Rebecca Gilman's premise is that the disease of racism has infected American life so thoroughly that we've all been poisoned. The playwright sets her forensic examination of this sickness at fictional Belmont College, a small, elite school nestled into the pristine hills of Vermont. Painfully aware of its exclusive image, Belmont is trying to attract more students of color to the campus, and has hired a new dean of students to help accomplish this. Sarah Daniels (Henny Russell) is white -- in TheaterWorks' production she's even pale and blonde -- but she has come here from an all-black inner-city college, Belmont's monoracial mirror image.
Trouble bursts into the college when one of the new black students reports finding racist notes tacked to the door of his dorm room. One of these says just "Little Black Sambo" -- a reference to the controversial children's book and the source of the play's title. In the story, a group of African tigers gets so agitated over the little fellow that they chase each other round and round in a circle until they dissolve into a pool of butter.
Here, the spinning tigers are Belmont faculty and administrators, each of whom has a different response to the crisis. There's Dean Kenney (Maeve McGuire), a no-nonsense problem-solver who just wants to collar the perpetrator and keep the thing out of the papers. There's Ross Collins (Chris Hutchison), the rumpled young nonconformist on the faculty, who sees the episode as a prime learning opportunity for the student body. He sets up a series of earnest campus forums that only succeed in polarizing the community and turning most of the students off. And there's stuffy old Professor Strauss (Edwin J. McDonough), an academic snob whose default attitude is patronizing and who takes offense when the black students are offended by it. There's also Greg Sullivan (Gregory Patrick Jackson), an enterprising white student who wants to form an anti-racist student organization, not least because it will help pad his resume for law school applications.

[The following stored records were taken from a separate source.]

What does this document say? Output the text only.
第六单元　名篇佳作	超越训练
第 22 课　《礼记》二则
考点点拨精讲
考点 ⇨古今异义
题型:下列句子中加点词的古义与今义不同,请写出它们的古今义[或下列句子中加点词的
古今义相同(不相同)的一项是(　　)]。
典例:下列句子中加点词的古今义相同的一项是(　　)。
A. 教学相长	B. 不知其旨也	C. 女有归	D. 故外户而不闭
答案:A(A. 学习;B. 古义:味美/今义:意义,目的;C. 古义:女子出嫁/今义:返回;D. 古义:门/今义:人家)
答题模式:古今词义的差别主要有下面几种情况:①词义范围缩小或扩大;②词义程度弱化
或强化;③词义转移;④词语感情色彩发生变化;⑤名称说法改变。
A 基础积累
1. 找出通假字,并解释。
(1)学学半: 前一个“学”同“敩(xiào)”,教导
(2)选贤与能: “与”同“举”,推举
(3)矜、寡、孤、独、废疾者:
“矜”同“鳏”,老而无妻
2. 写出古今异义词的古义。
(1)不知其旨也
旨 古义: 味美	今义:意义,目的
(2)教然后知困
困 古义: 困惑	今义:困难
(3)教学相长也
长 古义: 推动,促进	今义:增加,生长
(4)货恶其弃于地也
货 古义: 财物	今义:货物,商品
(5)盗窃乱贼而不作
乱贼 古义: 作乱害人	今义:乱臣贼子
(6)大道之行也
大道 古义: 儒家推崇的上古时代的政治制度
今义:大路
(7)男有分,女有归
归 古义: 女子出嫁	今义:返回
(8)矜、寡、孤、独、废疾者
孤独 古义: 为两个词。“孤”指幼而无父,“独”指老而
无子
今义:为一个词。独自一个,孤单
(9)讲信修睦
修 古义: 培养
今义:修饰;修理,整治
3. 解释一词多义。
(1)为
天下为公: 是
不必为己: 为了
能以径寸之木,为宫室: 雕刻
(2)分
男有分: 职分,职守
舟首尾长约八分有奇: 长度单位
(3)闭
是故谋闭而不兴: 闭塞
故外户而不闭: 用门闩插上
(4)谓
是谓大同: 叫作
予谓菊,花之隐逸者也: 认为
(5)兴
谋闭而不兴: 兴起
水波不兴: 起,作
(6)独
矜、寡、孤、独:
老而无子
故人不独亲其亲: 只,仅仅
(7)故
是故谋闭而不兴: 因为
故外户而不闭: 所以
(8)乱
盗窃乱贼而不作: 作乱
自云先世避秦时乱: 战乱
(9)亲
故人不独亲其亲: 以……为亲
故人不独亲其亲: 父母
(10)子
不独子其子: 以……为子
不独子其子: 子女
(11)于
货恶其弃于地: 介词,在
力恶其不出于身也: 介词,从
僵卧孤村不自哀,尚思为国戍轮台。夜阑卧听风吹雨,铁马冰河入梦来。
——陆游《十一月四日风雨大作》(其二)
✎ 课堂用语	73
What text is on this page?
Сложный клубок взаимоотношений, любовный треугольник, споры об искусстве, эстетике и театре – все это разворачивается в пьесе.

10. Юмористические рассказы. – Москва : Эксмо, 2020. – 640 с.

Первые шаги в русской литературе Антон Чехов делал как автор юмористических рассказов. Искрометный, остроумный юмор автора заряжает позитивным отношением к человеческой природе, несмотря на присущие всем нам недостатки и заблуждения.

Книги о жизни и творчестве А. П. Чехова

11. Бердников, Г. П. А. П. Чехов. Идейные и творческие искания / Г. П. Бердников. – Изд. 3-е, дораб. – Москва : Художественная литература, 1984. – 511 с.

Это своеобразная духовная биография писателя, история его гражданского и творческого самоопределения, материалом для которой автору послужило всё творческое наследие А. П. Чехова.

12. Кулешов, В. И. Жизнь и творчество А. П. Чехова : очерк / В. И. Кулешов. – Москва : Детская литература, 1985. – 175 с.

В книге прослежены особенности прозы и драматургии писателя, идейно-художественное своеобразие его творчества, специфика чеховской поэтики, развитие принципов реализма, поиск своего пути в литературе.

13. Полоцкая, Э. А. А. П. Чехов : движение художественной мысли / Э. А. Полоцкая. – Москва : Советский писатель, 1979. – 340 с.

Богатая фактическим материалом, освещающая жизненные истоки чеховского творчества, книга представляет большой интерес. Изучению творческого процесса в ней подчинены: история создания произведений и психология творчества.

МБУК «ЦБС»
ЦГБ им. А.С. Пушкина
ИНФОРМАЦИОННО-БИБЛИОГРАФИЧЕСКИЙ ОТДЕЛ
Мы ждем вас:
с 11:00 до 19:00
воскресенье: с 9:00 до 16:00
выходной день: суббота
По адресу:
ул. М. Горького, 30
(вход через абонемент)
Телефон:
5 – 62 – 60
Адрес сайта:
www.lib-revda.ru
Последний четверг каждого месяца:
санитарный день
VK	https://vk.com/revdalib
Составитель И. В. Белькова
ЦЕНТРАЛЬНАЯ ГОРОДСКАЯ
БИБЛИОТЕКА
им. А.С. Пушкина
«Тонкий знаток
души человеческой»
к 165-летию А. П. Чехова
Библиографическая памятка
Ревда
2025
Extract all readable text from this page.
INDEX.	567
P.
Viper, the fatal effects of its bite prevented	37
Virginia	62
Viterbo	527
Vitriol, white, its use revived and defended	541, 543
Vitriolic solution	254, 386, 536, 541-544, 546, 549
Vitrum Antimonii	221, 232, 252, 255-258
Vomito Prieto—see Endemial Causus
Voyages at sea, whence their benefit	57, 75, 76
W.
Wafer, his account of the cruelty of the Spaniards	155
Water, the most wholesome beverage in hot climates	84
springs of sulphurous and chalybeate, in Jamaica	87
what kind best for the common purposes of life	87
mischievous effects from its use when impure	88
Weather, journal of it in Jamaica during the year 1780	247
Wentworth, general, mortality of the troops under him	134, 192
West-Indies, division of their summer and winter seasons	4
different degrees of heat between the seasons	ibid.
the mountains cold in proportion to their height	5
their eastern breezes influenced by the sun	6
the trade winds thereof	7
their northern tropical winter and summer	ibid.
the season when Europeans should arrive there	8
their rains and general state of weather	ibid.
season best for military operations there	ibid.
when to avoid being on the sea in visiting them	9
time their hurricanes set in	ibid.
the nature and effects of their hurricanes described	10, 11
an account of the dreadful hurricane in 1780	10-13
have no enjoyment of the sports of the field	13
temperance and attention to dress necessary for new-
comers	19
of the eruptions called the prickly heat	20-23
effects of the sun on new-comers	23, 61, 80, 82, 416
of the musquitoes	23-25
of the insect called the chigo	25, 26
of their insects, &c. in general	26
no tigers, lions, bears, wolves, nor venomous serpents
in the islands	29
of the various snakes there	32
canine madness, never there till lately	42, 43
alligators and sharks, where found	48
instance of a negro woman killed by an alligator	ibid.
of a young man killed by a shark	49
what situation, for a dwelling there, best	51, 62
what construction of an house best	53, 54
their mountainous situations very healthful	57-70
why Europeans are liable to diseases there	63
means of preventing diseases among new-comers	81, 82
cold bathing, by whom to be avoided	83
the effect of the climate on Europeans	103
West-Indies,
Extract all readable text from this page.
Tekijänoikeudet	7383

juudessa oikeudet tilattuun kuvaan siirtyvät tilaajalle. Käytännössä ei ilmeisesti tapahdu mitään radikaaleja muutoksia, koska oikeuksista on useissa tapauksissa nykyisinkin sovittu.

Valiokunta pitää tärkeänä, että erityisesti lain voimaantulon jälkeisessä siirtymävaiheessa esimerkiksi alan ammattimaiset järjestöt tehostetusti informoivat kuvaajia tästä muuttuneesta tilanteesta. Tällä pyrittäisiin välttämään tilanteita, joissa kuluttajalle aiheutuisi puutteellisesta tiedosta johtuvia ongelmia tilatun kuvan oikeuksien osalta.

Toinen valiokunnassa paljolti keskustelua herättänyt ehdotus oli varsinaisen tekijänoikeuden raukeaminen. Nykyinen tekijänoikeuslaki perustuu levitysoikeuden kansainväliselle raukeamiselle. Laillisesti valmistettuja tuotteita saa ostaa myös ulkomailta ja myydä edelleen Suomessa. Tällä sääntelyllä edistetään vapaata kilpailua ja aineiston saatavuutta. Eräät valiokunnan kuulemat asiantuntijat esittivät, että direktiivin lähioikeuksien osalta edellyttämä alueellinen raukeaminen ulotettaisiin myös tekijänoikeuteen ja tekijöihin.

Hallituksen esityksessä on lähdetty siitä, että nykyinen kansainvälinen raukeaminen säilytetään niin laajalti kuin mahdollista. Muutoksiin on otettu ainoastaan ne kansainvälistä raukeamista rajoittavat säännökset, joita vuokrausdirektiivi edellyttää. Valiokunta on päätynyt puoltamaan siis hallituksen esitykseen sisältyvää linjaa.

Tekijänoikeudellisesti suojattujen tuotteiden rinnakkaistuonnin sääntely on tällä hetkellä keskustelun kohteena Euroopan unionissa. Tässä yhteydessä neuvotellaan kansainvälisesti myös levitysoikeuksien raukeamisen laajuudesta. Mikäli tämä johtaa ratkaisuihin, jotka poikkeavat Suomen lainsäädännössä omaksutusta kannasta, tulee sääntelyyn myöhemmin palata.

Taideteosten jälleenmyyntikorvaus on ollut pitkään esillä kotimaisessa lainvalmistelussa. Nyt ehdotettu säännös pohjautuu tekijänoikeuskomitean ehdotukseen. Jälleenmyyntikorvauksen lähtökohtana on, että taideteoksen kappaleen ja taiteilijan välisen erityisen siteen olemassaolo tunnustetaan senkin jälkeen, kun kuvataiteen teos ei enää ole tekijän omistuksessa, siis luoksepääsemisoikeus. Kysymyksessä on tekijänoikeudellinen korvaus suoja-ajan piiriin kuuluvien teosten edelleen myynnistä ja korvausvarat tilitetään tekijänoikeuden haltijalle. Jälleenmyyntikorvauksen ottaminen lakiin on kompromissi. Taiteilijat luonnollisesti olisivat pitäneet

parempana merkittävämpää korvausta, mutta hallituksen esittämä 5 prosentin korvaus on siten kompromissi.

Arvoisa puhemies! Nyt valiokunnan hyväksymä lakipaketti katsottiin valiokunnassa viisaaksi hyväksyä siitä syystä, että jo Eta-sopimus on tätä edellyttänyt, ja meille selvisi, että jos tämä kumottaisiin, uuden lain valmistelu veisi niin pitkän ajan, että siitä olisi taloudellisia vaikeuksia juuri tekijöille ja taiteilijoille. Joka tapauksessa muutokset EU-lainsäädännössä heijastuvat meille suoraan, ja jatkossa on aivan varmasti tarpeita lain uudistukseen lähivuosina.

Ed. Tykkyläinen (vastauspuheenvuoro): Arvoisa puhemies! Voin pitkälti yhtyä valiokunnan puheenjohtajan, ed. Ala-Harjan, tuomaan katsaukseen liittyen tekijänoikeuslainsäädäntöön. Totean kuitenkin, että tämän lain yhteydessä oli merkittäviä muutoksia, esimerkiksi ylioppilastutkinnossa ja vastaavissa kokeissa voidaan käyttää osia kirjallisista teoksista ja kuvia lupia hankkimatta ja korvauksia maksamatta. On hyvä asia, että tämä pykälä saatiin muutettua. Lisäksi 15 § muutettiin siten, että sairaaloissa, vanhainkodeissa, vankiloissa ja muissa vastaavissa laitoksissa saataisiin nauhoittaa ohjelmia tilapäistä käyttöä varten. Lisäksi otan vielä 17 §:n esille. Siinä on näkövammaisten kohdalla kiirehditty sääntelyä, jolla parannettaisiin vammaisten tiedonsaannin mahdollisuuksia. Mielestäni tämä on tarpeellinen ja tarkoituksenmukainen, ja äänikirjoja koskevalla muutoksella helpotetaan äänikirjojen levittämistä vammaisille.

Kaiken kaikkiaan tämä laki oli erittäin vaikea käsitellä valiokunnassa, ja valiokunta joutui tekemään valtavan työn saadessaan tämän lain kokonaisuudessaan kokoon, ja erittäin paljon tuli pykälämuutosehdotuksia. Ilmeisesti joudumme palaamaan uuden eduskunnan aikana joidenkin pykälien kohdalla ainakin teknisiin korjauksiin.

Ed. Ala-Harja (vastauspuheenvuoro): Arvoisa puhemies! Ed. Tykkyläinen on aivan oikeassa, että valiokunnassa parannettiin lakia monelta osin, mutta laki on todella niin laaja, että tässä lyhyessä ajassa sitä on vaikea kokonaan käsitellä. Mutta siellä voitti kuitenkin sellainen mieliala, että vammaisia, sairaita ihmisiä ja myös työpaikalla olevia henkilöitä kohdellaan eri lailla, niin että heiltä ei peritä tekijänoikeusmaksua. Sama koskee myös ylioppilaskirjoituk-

Gilman's script is a fascinating study of hate and self-hate; of human attitudes, fears, defenses, and complexities. But it's more a seminar than a play. It skewers every politically correct cliché and knee-jerk liberal pose -- often quite humorously -- but too much of the dialogue sounds as if it's been transcribed from a diversity training session. (The playwright has also slipped a few subtle jokes into the script. The name of the college, Belmont, refers slyly to the country estate of the wealthy patricians in Shakespeare's "Merchant of Venice". And the college president is named Garvey, like the radical black nationalist of a century ago.)
Each of Gilman's seven characters is fashioned primarily as the representation of a particular stance or point of view. This goes for the only non-white character, too, who is not the student receiving the racial slurs, but the self-described Newyorican Patrick Chibas, a combative young man who's who's positively itching to be offended by almost anything a white person says to him.
Steve Campo's production for TheaterWorks is smart, fast-moving and effective. This is the biggest production the pocket-size theater has ever staged. Not only does it boast a record seven actors, but Luke Hegel-Cantarella has given it a splendid set: sunlight pours through the sparkling windows in Dean Daniels' wood-paneled office, where the bookshelves reveal works of Frantz Fanon and Susan Faludi and pride of place is given to a signed photo of Hilary Clinton.
All the actors acquit themselves more than adequately, but because the play is so schematic, the performances are almost inevitably two-dimensional. Henny Russell gives the evening's most compelling performance in the play's only really complex role. Dean Daniels is thoughtful, concerned, conflicted, and finally frustrated into delivering one of the play's two startling examples of how tightly all of us are clutching ambivalent, even hateful feelings.
The playwright is delivering a message here, but "Spinning Into Butter" is not a polemic. Gilman raises hard questions with no easy answers. One tentative possibility she seems to offer is the value of honest dialogue -- ugly feelings, even those masked by good intentions, must be expressed if there is to be any movement on the racial battlefront. The play is certainly intended to spin off debate and discussion, as it did when it shook things up at Lincoln Center two years ago. One sign of TheaterWorks' intentions during this run is the company's offer of free tickets to middle- and high-school students for certain performances.
"Spinning Into Butter" may not qualify as an aesthetic success, but live theater's job is not simply to entertain, to make us laugh and cry. Since ancient times, the theater has also served as a kind of civic forum, where society's burning issues are enacted as a spur to reflection and dialogue. "Spinning Into Butter" is a worthy part of that dramatic tradition.